Finding an account of the celebration at the track led by Blacks proved to be quite difficult for Blight, at first.

“That shows that some parts of history can be lost, depending on who is in control,” Blight said. “You have to realize that the white Democrats in South Carolina soon returned to power. The Repub­licans were out of office. The Blacks were out of office. Southerners did not want to remember the war, especially through an event such as this.”

Recognition of the Memorial Day event finally did come to Charle­ston.

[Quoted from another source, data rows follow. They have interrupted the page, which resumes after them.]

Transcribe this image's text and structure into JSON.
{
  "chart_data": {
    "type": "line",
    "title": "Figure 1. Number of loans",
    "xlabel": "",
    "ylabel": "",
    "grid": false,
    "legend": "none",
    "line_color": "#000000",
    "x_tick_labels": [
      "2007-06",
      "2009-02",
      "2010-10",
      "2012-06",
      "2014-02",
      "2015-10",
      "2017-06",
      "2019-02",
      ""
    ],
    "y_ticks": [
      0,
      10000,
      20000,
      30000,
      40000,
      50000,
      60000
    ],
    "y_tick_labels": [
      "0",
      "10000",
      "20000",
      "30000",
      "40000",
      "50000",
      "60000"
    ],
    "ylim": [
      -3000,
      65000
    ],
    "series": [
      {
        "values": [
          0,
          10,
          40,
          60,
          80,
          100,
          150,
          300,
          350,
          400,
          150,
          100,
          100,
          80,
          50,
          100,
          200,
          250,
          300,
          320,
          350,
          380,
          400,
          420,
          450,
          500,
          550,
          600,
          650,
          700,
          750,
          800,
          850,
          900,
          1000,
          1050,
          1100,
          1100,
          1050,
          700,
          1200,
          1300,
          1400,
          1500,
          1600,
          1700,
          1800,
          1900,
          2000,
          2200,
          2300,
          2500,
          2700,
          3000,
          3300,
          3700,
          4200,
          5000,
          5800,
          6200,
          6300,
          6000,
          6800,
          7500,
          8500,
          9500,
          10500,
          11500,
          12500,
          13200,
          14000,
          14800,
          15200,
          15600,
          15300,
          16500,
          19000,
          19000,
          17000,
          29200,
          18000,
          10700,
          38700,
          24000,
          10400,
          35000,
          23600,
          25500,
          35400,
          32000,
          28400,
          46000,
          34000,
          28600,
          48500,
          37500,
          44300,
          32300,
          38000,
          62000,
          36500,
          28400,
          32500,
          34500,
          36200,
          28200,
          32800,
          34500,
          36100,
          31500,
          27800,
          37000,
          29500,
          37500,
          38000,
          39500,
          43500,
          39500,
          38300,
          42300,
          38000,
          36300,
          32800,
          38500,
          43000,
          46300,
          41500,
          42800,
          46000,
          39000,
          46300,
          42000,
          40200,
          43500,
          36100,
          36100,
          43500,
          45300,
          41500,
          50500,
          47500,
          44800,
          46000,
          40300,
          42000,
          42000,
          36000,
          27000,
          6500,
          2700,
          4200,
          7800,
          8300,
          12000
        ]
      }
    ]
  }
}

Last year, a historic marker was placed on the grounds, now the site of a park located near the Citadel, a prestigious military academy.

Blight was invited to speak at the dedication of the marker, along with Bernard Powers, a history professor at the College of Charleston.

The dead who had been buried on the racetrack grounds were reinterred a few years after the Decoration Day and buried in a national cemetery in the 1880s.

But memories of those Blacks and whites who died fighting in the war and those who paid tribute to fallen Union soldiers the first time have not gone away, Blight said.

“This shows that even at a time when Blacks did not know what the 14th and 15th Amendments to the Constitution would mean for them, they appreciated those who fought so that they all would have a right to claim this as their country — those who died a terrible death so that they could be free.”